I read it partly in Sydney, and north of there, staying on the coast. And on the ‘plane back. And then, mostly, in Hanoi, in the lovely autumn weather. In small cafes and in my cool, spacious and clean Hanoi apartment. As I read, I remembered sitting with the author a couple of times in Hanoi, over coffee or something stronger, while she was editing the book. I’m unconnected enough to the world of writers to still feel excitement in those flashes of presumed insight, the moments of “I know where that sentence came from. Well, maybe”.
The writing is strong, walking the line between insight-born-of-experience-plus-research and occasional-probably-necessary-cliché, bearing in mind that the intended primary readership does not live in Hanoi. And there are some awesome moments, like this description of a one-night stand when the main character is back in Sydney:
“I went back to his house and we had sex and afterwards I felt my face morph into the same smile I’d had after ordering an omelette and being served a duck foetus at a rural street-food stall. It wasn’t what I wanted, but I was thankful that my blundering attempts at communication had resulted in any food at all.”
Sitting with friends on the pavement on the inevitable small blue plastic stools over glasses of bia tuoi with ice or around a thit bo nuong flame for a meal enhanced with good wine in proper glasses (our latest expat affectation), I found myself talking about this book. Wanting friends here to read it. And occasionally wondering aloud to myself if it was the reason for my feeling more ‘expat’ than usual: frustration at the traffic, and reactions to being misunderstood.
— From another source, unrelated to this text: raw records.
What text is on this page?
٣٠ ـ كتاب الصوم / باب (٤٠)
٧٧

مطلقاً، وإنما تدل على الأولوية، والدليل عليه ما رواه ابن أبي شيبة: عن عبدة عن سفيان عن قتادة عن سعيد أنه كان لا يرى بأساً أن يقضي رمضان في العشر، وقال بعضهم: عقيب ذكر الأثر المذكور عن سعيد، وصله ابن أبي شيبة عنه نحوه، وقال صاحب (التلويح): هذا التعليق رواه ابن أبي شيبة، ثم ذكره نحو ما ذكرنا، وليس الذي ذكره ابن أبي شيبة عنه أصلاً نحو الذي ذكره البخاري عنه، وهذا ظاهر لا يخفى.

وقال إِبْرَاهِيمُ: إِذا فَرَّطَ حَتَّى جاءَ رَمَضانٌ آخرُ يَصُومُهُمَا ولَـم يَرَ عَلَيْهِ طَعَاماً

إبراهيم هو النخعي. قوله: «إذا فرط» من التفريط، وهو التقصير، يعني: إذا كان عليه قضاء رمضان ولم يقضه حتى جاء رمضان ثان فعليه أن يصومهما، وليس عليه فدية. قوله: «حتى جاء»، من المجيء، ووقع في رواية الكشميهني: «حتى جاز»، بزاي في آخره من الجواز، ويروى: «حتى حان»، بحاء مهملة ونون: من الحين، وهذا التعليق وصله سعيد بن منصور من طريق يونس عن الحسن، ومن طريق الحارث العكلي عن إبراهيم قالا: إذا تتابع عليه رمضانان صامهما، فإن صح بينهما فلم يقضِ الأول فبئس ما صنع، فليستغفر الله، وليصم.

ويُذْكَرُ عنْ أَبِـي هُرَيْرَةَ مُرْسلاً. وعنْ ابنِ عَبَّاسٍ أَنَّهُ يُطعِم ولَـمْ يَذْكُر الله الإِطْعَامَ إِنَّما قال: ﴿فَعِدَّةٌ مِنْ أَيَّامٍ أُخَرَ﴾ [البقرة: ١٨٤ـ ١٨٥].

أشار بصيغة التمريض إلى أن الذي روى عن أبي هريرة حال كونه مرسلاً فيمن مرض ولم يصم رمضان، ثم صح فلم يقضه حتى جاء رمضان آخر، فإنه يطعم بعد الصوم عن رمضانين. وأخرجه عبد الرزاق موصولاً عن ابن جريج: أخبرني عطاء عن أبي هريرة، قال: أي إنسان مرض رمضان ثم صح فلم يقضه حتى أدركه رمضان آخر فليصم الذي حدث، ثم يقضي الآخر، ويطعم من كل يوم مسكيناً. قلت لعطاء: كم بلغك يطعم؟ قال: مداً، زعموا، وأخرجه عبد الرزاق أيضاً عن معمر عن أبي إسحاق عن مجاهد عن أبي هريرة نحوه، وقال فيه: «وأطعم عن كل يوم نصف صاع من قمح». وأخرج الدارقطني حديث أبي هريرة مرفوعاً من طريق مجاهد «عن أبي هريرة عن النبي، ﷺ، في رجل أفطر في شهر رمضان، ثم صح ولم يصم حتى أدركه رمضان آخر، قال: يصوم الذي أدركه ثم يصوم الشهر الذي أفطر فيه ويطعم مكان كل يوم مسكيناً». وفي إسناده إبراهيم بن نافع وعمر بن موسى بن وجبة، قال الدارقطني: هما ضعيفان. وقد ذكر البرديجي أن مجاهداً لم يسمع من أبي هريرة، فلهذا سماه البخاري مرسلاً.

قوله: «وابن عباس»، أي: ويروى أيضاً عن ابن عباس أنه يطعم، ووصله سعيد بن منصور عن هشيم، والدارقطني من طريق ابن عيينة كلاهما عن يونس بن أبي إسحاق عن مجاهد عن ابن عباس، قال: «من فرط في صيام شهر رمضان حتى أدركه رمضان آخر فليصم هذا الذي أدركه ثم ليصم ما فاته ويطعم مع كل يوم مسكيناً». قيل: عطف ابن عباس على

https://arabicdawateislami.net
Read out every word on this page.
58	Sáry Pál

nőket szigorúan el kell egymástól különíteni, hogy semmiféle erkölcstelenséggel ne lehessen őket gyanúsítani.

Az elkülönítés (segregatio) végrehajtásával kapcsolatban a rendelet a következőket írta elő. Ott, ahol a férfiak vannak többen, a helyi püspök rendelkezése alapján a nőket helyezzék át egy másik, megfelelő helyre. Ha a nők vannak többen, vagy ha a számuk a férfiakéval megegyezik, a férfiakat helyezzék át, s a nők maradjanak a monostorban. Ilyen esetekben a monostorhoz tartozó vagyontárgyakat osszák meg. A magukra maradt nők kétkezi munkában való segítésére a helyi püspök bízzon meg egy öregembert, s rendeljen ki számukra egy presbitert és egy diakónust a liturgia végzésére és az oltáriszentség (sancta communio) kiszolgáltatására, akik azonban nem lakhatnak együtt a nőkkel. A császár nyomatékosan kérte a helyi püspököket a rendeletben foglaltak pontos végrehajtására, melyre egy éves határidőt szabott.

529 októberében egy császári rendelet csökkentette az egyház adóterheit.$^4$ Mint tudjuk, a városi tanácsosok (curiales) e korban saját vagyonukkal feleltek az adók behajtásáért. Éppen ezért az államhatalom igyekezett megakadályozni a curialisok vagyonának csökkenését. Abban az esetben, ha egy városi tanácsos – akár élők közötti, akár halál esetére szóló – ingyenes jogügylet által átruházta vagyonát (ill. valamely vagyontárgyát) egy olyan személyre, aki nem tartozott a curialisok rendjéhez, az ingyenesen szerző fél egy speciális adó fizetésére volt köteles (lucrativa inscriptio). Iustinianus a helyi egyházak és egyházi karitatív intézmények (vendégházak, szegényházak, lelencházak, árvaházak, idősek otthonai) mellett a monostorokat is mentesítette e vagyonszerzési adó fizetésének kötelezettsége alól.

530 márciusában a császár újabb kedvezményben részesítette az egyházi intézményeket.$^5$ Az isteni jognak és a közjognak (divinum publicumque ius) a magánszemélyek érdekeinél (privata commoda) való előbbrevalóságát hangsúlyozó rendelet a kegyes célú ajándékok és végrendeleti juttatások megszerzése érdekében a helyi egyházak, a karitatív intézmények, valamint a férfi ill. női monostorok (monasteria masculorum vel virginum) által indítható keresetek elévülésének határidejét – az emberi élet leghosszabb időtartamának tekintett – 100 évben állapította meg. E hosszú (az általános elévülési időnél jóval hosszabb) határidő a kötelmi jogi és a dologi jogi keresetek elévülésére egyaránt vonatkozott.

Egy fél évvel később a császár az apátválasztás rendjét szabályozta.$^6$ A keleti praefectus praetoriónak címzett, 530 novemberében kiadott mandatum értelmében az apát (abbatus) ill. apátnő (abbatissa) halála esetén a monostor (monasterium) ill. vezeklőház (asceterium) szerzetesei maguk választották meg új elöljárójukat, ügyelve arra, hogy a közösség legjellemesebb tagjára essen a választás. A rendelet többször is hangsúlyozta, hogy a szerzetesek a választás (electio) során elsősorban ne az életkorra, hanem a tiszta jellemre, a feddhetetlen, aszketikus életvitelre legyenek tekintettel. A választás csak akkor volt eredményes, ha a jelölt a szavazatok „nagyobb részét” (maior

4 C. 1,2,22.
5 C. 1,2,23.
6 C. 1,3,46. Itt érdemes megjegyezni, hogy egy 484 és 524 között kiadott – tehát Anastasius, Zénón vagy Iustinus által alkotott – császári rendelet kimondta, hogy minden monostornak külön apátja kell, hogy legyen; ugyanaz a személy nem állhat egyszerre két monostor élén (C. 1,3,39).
I’m about to set my copy free in Hanoi.
This is a reflection, not a review. So I’m not going to pull out the money quotes, or try to pin down the main themes. You can read the back cover blurb here. I’m just going to offer my opinion that Emily Maguire has clearly done the hard emotional and analytical work of being a writer, first and foremost, and also of being an expat, however temporary, and a self-confessed Hanoi obsessive.
So enough gushing. Get your hands on a copy and read it!